Imagine you’re a venture capitalist who invests not directly in companies but rather in capital funds. Your firm’s portfolio includes 120 such funds, which have investments in 3,500 companies. Most of them are in the technology sector, so you have a bird’s-eye view of what’s working, not working, in demand and missing in that sector.
If you were of a mind to step out of the investment business and help run a company, you could probably find a perfect fit with so many to sift through.
“Very few people can say they had a view into 3,500 companies before picking one of them to work at, as I did,” says Spencer Punter, appointed on May 2 as CFO of SnapLogic, a three-year-old integrator of cloud applications. He had been managing director and head of U.S. venture capital for Capital Dynamics.
Punter has been in Silicon Valley for his entire 20-year career. Most of that time he’s worked for investment firms, although he had two previous forays into working directly for startups: Aztek Networks, a networking and communications-equipment company; and ApexMD, which focused on indexing health-care professionals. At the former he wrote the business plan and lined up the Series A funding but took the title of marketing director. At the latter he again wrote the business plan but was the company’s CEO.
“As an investor I had a great deal of sympathy for the entrepreneurs we invested in, but not a lot of empathy,” he says. “Now I have a great deal of empathy for the plight of an entrepreneur, understanding how difficult it is to go from nothing –no product, no customers – to something. It’s incredibly hard to do.”
So why venture again into the entrepreneurial wars? Punter says he had three good reasons.
First, SnapLogic’s CEO is Gaurav Dhillon, who founded enterprise-software developer Informatica Corp. in 1993 and ran it for 12 years. The first investment firm Punter worked for, Integral Capital Partners, was an early backer of Informatica.

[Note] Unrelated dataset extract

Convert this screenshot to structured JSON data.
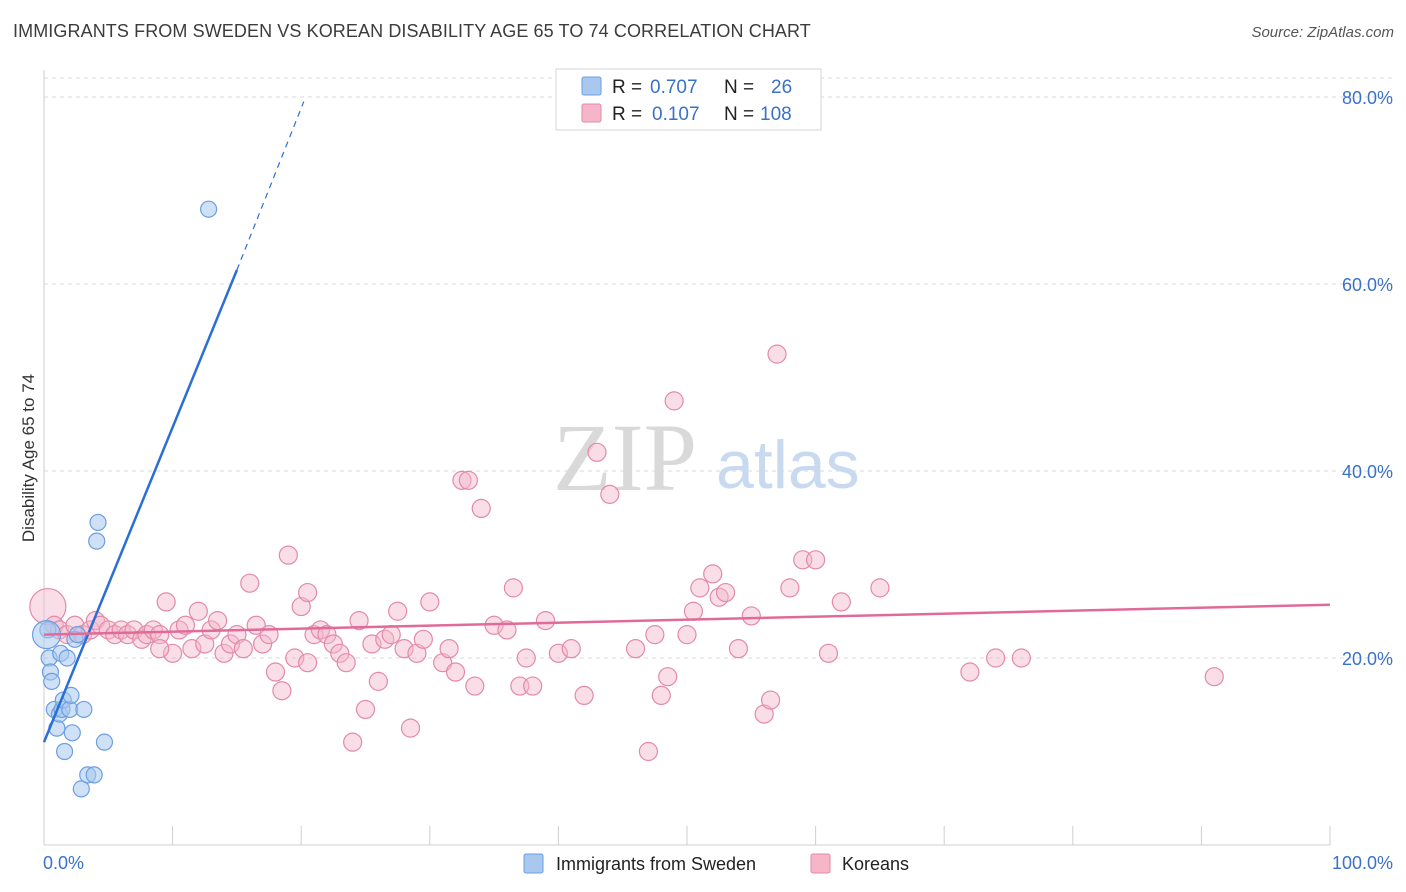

“Even had Informatica been a much more modest success, SnapLogic would have been just as enticing to me because of the shared history and mutual respect [between Punter and Dhillon],” Punter says. “That was more than half of the decision.”
The rest of the decision was largely about the particular business opportunity SnapLogic presented. Clearly, cloud software integration services is a business poised for huge growth. “Big companies are going to have hundreds of cloud applications,” says Punter. “The [demand for integration services] is already 10-fold what it was in the 1990s for client-server software.”
But more than getting into a growth field generally, Punter says he had acquired so much experience in evaluating technology companies that he could easily spot one with a high degree of differentiation from its market competitors.
He says SnapLogic does not merely build “pipes” that connect applications, it also offers an easy-to-use system for managing and monitoring data flow among numerous systems. To implement multiple pipes among disparate systems and have all the data they transmit look similar normally would require “a deep-in-the-weeds programmer,” but SnapLogic, Punter claims, is a better alternative.
“The opportunity for us is a multiple of what Informatica’s was,” he forecasts. Informatica, which went public in 1999, expects to surpass $1 billion in revenue for the first time this year.
So far SnapLogic has taken $30 million in venture funding, mostly from Andreessen Horowitz and Ignition Partners. Recent customer wins, the company says, include Netflix, Best Buy, Fox News, Activision, ING Direct and Pandora.
That points to Punter’s third reason for taking the job: “Unlike the first two startups I was directly involved with, they had crossed that chasm from nothing to something.”
For at least the next year Punter will spend most of his time developing the company’s strategic plan, closely monitoring sales execution and productivity, tracking ROI from marketing expenditures, and making sure the company, which currently has about 70 employees, hires the right people. About that last item, he says, “This time around I’m going to be much more focused on people” than he was with the previous two companies.
Asked what kind of mind-set the CFO of a technology startup should have, Punter says, “Fundamentally, this valley is built on optimism. You have to have faith in the people around you and conviction that the market you’re serving will be there.
“You know, sometimes the technology needs to be built ahead of the market need. We didn’t know we needed smart phones until Apple showed us. Everyone in the company, whether a finance person or the engineer building the product, needs to have that optimism and faith.”